Pada sesi pertama ditanyakan soal motivasi dari para calon dan pengetahuan para calon tentang pentingnya SATGAS P2KS ini. Para calon umumnya sangat termotivasi dengan Satgas ini, karena tujuannya yang sangat luhur. Antara lain mereka berpendapat bahwa satgas ini bertujuan untuk menciptakan suasana studi yang penuh kemerdekaan, dimana hak-hak para sivitas akademika dihargai dan dijunjung tinggi. Yang lain mempunyai motivasi untuk mendampingi para korban, agar mereka mempunyai tempat yang nyaman ketika mengalami kejadian yang tidak menyenangkan. Ada pula yang menyebut bahwa mereka ingin membela hak kaum perempuan, agar hak perempuan dihargai secara sama.

SATGAS ini juga dirasa sangat penting. Satgas akan menjadi tempat yang aman bagi semua sivitas akademik untuk bersharing dan mengadukan kalau terjadi kasus. Tetapi Satgas terutama adalah untuk membuat pencegahan yang perlu agar semua tindak kekerasan seksual tidak terjadi di kampus ini. Satgas akan berusaha memberikan sosialisasi dan penyadaran kepada seluruh masyarakat akademik, sekaligus akan bertugas sebagai pelindung para korban dan menangani kasus yang ada secara tepat.

Ketika ditanya mengenai banyaknya korban yang tidak melapor, umumnya para calon mengangkat kemungkinan adanya ancaman baik secara langsung maupun secara tak langsung. Untuk itu harus ada pendekatan-pendekatan yang khusus dan bervariasi agar para korban bisa berbicara. Korban harus bisa SPEAK UP, begitu kata beberapa calon. Maka perlu ada beberapa metode, antara lain membangun kepercayaan, mungkin melalui teman, atau orang tua atau dengan cara-cara lain yang sesuai. Selain itu juga sosialiasi dan jaminan kerahasiaan bagi pelapor serta bagi korban. Keberpihakan  pada korban harus nampak, sehingga tidak ada korban yang merasa justru dimanfaatkan atau disalahkan.

Para calon pada umumnya tidak setuju kalau kampus hanya menyembunyikan kasus dan memendam karena takut nama kampus tercemar. Justru kampus harus menangani dengan serius dan baik. Nama kampus tidak akan rusak kalau kasus-kasus ditangani dengan baik. Itu akan lebih berguna bagi kampus daripada dengan menyembunyikan kasus-kasus itu. “Bagaikan ranting kalau busuk dan disimpan itu malah berbahaya,” kata seorang calon, “yang busuk harus dipangkas dengan tegas!”

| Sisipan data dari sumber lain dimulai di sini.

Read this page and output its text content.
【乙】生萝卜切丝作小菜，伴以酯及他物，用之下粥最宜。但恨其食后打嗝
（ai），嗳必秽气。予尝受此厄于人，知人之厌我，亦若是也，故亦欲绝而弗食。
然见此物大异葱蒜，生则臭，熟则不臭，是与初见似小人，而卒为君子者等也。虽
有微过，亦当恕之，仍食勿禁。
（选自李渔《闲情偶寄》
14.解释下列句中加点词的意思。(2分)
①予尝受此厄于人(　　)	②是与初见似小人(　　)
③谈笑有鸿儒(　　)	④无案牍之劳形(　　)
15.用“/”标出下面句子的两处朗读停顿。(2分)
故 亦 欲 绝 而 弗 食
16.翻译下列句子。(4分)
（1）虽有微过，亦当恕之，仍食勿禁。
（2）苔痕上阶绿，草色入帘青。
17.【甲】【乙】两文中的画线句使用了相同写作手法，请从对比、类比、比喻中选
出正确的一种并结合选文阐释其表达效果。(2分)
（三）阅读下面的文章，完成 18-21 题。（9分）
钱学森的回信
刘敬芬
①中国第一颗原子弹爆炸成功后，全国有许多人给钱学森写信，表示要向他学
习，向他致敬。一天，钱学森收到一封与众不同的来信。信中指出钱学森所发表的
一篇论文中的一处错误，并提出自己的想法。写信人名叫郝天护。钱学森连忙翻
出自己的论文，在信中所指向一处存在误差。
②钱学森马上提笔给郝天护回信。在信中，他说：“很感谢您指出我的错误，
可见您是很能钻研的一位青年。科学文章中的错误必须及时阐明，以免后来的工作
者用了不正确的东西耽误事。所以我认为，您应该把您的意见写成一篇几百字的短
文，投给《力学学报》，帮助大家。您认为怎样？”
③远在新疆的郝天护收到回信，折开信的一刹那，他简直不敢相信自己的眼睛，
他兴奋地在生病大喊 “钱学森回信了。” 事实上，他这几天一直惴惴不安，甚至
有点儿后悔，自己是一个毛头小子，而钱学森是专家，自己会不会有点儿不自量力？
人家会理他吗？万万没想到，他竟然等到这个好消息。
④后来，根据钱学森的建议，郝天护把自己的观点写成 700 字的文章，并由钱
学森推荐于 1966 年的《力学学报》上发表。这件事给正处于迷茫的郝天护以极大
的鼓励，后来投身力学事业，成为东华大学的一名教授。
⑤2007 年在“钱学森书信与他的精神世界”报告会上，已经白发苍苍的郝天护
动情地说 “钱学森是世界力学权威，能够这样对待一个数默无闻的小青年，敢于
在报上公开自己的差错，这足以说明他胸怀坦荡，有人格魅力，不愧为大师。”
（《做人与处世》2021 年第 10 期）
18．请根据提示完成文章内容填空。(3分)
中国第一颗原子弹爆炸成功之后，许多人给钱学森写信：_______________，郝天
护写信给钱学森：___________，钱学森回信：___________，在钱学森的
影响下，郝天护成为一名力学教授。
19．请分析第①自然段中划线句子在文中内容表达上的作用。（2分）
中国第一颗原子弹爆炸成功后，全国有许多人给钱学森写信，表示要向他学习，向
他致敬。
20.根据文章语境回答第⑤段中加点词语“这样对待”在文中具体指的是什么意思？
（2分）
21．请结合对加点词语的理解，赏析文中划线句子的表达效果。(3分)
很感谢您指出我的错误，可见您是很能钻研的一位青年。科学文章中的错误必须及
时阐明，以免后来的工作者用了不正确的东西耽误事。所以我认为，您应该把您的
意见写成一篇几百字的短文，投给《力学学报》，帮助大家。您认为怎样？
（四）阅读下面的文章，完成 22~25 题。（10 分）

Pada akhir acara diberi kesempatan bagi para mahasiswa dan mahasiswi yang hadir untuk mengajukan pertanyaan yang kemudian ditanggapi oleh para penguji, ibu Vivi dan Bapak Paulus. Para penguji sungguh-sungguh merasa puas dengan pengetahuan dan kemampuan para calon dan memberikan rekomendasi positif kepada semua calon.

Acara berlangsung hingga pukul 12.30. Juga para mahasiswa serta karyawan yang menghadiri acara ini merasa sungguh diperkaya dengan pengetahuan dan pencerahan melalui acara ini.